Estados Unidos encabeza el listado de países con mayor representación, concentrando más del 30% de las inscripciones. Le siguen Reino Unido, Alemania y Canadá, lo que evidencia el fuerte carácter internacional del evento. Son cifras que, puestas en perspectiva, hablan de algo más que turismo: hablan de una ciudad que ha sabido convertirse en un punto de referencia para la comunidad LGTBIQ+ global.
"Estos días València es deporte, convivencia, diversidad e inclusión. Estamos viendo competiciones increíbles en toda la ciudad, pero también algo igual de importante: miles de personas disfrutando de una València abierta, acogedora y donde todo el mundo se siente bienvenido" - Paula Llobet, concejala de Turismo del Ayuntamiento de València
Un impacto que va más allá del PIB
Tomando como referencia ciudades que ya han acogido los Gay Games en el pasado, como París, Ámsterdam y Toronto, el evento podría suponer la llegada de 100.000 visitantes y un impacto económico de más de 120 millones de euros. Más allá de su dimensión social y deportiva, los Gay Games han supuesto un importante impulso económico: miles de participantes y acompañantes han ocupado hoteles, consumido en restaurantes y visitado espacios culturales y turísticos durante varios días.
Sin embargo, la concejala de Turismo, Paula Llobet, fue clara al señalar cuál es el verdadero legado de estos juegos. Los números importan, sí. Pero hay algo que no aparece en ninguna hoja de cálculo.
"Su mayor legado es otro: mostrar al mundo quiénes somos. Una ciudad hospitalaria, inclusiva y orgullosa de su diversidad.
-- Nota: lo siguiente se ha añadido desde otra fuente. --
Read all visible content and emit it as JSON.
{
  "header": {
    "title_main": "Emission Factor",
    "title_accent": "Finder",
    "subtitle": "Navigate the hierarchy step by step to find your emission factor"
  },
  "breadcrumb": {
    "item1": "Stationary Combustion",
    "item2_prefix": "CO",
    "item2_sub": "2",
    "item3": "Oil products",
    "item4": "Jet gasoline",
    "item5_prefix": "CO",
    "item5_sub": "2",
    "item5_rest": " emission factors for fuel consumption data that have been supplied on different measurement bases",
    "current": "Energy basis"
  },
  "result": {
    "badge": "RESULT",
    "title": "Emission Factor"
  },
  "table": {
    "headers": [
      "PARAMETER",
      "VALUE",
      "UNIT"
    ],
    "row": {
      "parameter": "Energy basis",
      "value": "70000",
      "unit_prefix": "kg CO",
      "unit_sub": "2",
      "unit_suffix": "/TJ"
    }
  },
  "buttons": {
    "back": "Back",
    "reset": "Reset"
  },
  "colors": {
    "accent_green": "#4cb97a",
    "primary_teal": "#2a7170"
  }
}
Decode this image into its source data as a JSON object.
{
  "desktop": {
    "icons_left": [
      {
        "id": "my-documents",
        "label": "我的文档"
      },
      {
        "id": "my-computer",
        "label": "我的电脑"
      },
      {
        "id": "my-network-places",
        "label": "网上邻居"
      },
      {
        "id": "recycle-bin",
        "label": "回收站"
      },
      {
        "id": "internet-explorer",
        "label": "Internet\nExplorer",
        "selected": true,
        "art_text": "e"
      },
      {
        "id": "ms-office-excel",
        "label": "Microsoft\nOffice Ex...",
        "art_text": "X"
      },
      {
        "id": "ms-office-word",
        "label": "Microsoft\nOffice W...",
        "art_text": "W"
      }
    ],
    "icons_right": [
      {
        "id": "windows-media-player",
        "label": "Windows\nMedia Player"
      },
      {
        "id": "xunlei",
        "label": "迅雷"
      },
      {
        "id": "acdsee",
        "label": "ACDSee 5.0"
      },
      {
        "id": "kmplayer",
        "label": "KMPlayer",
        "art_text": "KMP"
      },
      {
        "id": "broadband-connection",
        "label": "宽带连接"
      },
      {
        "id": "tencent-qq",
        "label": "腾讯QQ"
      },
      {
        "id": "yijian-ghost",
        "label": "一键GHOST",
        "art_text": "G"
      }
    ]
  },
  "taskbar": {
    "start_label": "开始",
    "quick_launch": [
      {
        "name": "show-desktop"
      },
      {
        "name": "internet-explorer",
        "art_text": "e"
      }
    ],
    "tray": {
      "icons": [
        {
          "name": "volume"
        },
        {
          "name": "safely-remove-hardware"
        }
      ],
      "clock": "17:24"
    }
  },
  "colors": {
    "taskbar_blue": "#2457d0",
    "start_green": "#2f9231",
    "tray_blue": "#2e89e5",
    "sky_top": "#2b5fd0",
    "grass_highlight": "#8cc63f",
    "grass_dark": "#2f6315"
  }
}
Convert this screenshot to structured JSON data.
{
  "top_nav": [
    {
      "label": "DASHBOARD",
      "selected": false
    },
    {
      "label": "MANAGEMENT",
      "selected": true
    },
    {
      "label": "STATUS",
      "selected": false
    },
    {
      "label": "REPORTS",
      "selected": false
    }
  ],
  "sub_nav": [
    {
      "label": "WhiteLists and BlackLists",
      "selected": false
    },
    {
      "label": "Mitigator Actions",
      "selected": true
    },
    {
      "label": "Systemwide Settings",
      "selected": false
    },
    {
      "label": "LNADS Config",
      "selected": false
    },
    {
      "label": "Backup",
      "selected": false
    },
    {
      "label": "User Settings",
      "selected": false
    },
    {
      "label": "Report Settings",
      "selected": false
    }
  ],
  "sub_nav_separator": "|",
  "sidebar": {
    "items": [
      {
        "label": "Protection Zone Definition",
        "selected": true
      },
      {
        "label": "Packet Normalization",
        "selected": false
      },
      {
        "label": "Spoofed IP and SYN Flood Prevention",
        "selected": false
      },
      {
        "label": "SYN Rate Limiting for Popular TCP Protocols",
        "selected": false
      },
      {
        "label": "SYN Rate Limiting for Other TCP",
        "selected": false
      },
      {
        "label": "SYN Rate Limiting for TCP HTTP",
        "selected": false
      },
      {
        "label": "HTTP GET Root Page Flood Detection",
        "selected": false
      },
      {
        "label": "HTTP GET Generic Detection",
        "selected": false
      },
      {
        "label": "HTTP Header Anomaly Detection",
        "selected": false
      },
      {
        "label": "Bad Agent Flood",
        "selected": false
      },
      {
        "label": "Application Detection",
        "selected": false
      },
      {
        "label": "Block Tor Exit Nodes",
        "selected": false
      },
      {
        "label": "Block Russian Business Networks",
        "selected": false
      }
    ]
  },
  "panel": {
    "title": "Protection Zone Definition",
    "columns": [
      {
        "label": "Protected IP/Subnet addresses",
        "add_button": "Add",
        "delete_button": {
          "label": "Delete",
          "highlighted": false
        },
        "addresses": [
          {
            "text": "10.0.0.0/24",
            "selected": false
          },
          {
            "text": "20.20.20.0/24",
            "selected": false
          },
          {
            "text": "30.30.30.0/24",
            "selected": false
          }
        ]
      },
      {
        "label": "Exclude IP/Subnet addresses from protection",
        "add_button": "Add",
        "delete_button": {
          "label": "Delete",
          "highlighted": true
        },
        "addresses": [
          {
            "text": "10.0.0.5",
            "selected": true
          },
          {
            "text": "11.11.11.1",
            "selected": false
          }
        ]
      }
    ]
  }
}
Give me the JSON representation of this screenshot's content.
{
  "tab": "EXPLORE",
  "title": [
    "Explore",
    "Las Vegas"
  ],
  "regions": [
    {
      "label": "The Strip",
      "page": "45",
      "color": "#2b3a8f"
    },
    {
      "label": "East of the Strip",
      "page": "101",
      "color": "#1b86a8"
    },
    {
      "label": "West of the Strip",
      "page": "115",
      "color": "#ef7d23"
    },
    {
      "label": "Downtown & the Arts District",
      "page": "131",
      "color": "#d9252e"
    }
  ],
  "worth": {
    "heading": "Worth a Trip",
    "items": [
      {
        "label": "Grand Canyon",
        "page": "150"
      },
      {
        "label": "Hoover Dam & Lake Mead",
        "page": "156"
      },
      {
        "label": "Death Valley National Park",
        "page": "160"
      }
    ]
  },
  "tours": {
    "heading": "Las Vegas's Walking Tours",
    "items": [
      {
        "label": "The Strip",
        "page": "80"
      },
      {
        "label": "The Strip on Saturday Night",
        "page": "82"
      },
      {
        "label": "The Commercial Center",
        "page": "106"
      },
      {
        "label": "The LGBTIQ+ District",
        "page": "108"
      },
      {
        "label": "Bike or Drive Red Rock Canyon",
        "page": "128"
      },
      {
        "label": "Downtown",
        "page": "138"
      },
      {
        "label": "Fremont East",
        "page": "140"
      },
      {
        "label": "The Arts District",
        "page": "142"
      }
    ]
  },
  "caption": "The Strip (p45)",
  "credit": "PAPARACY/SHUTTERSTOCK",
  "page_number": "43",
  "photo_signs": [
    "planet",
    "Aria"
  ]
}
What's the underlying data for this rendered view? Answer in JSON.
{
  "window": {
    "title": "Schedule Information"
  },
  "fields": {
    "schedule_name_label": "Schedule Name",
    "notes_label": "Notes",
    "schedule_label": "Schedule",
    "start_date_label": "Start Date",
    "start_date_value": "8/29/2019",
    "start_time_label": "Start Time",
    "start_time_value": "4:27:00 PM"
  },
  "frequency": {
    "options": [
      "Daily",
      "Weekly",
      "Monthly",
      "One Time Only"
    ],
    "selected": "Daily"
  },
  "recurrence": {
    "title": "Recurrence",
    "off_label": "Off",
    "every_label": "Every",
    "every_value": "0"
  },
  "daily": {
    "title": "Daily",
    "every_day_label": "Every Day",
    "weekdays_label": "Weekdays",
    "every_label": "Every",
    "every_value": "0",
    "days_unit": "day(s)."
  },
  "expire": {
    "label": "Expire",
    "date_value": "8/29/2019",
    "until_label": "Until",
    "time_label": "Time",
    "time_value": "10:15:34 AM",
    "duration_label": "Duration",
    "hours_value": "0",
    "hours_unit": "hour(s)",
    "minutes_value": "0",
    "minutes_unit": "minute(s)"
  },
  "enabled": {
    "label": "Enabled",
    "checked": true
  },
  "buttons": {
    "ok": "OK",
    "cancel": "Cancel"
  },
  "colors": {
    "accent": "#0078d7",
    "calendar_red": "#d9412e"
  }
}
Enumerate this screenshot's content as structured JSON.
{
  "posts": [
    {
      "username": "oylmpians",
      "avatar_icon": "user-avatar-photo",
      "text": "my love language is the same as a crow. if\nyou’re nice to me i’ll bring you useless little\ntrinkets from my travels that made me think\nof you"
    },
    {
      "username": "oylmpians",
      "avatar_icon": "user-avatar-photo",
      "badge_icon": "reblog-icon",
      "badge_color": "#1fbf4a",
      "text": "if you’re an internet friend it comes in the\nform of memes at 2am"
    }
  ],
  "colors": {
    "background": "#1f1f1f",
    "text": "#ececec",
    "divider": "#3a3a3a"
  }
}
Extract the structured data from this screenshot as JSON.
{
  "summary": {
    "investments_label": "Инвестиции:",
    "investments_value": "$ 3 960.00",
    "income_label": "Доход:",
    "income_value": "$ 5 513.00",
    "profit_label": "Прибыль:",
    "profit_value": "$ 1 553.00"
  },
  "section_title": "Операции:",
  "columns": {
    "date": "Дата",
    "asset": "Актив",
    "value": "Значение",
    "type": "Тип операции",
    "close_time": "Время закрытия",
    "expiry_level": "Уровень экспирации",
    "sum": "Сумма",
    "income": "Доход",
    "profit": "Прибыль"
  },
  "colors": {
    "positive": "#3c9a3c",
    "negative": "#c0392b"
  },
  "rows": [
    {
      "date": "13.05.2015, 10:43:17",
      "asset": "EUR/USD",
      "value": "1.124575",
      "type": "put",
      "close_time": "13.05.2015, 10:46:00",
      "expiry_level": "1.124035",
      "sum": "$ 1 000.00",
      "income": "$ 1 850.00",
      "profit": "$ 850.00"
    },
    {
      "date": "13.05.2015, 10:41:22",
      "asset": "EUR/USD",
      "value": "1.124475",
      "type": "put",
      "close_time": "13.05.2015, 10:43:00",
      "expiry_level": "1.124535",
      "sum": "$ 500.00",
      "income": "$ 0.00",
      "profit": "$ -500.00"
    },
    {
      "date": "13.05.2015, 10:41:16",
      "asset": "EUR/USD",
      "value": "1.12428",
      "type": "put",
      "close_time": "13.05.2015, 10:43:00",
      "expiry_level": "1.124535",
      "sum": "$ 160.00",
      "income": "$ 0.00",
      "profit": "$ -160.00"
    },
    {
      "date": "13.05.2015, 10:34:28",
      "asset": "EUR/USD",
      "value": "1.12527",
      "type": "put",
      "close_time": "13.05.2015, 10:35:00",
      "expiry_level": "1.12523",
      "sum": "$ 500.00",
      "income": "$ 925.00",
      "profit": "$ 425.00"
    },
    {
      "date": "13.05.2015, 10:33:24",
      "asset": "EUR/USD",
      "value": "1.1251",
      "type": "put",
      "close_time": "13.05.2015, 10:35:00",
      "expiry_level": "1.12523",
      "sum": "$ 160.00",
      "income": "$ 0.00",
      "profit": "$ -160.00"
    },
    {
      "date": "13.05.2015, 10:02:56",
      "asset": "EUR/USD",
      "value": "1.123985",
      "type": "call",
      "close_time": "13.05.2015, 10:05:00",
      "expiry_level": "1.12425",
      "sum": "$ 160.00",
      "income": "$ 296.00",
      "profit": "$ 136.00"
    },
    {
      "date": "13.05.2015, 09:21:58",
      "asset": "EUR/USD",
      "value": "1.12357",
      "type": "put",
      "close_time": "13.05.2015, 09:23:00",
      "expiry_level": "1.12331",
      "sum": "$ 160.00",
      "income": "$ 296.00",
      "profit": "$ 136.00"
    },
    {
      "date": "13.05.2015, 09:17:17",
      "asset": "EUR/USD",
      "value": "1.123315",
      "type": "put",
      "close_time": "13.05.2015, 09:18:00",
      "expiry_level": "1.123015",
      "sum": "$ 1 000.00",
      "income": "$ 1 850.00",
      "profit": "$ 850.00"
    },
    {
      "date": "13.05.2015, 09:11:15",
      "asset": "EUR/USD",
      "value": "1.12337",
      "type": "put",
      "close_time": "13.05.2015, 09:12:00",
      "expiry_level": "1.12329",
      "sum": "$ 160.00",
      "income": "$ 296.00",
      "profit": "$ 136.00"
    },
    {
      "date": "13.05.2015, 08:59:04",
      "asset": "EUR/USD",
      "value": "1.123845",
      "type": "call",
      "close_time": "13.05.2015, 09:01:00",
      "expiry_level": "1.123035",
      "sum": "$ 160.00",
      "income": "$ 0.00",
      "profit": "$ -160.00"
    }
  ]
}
Y ese es el mejor posicionamiento que puede tener València" - Paula Llobet, concejala de Turismo del Ayuntamiento de València
Perth toma el relevo con una herencia exigente
En su discurso de despedida, Llobet deseó el mayor de los éxitos a Perth en la organización de la próxima edición y confió en que la ciudad australiana seguirá escribiendo nuevos capítulos para una competición que, desde 1982, ofrece un entorno seguro para la práctica deportiva del colectivo LGBTQ+ y tiene como principios básicos la participación, la inclusión y la diversidad. Cuatro décadas de historia avalan el peso simbólico de ese testigo.
La concejala también trasladó un agradecimiento expreso a todos los que hicieron posible el evento: la organización, el personal municipal y los cientos de voluntarios llegados desde distintos rincones del mundo. "Que este relevo simbolice también el fortalecimiento de los lazos entre nuestras ciudades y entre Australia y España", concluyó Llobet en un cierre que sonó tan a despedida como a promesa.
La coincidencia entre el Orgullo y los Gay Games ha convertido a Valencia en uno de los principales epicentros internacionales de la diversidad durante este inicio de verano. Mientras la manifestación reivindicaba la defensa de los derechos del colectivo, los Gay Games han mostrado una imagen global basada en la inclusión, la participación y el respeto. Perth hereda ahora esa responsabilidad: la de demostrar que este modelo no depende de una sola ciudad, sino de una comunidad internacional que sigue creciendo.